Figure 1: Top. Deforming MNIST for increased image complexity. These transformations were applied randomly with equal probability and then kept consistent during training, pruning, and re-training. Bottom. Changes in pruning ability of MIPP caused by image deformation.
Evaluation
MIPP's efficacy was evaluated across a variety of architectures and datasets, including LeNet5, VGG11, ResNet18, and ResNet50 on datasets like MNIST, CIFAR10, CIFAR100, and ImageNet. The experiments demonstrated MIPP's superior performance in maintaining network accuracy while achieving higher sparsity compared to baseline methods such as SynFlow, GraSP, ThiNet, and SOSP-H.
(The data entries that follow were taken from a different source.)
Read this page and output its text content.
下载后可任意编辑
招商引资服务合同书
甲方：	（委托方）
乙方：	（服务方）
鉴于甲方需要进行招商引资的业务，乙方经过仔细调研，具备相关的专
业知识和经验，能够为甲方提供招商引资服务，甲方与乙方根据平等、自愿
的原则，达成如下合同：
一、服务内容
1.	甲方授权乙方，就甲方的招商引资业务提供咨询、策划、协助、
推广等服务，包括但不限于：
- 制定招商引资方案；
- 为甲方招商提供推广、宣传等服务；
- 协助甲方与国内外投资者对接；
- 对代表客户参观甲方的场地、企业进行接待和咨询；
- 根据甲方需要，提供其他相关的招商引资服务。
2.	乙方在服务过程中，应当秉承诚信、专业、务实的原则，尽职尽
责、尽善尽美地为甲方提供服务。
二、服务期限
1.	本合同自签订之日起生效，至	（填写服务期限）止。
Figure 2: Pruning results for ours and other methods as applied to multiple datasets and models.
Layer Collapse Resistance
MIPP exhibited strong resistance to layer collapse, a prevalent issue in global pruning methods where entire layers can be inadvertently removed, rendering the network untrainable.
Figure 3: The percentage of runs that led to untrainable layer collapse. Specifically, we bin runs by the percentage of neurons removed, where one bin contains all the runs within a 5% increment. We then calculate the percentage of these runs that lead to layer collapse.
Per-Layer Pruning Ratios
MIPP dynamically establishes per-layer pruning ratios (PRs) tailored to the specific architecture and dataset. This adaptability enhances performance and generalizability, as observed through experiments on various models, including complex architectures like ResNet50.
Figure 4: These experiments demonstrate the per-layer PR selected by MIPP. For the different layer-wise PRs we divide them by the average of all the layers in order to normalize. We omit results on ImageNet for space and clarity.
Conclusion
MIPP demonstrates a robust and flexible approach to neural network pruning, addressing crucial limitations of static pruning methods. By preserving MI between layers, MIPP maintains network re-trainability and exhibits strong performance across different datasets and architectures. Its dynamic and activation-based pruning approach ensures structural integrity and boosts the capability of pruned networks to generalize effectively. Future research directions might explore the adaptation of MIPP to other domains beyond vision, as well as further optimization of its pruning strategy for even more complex architectures.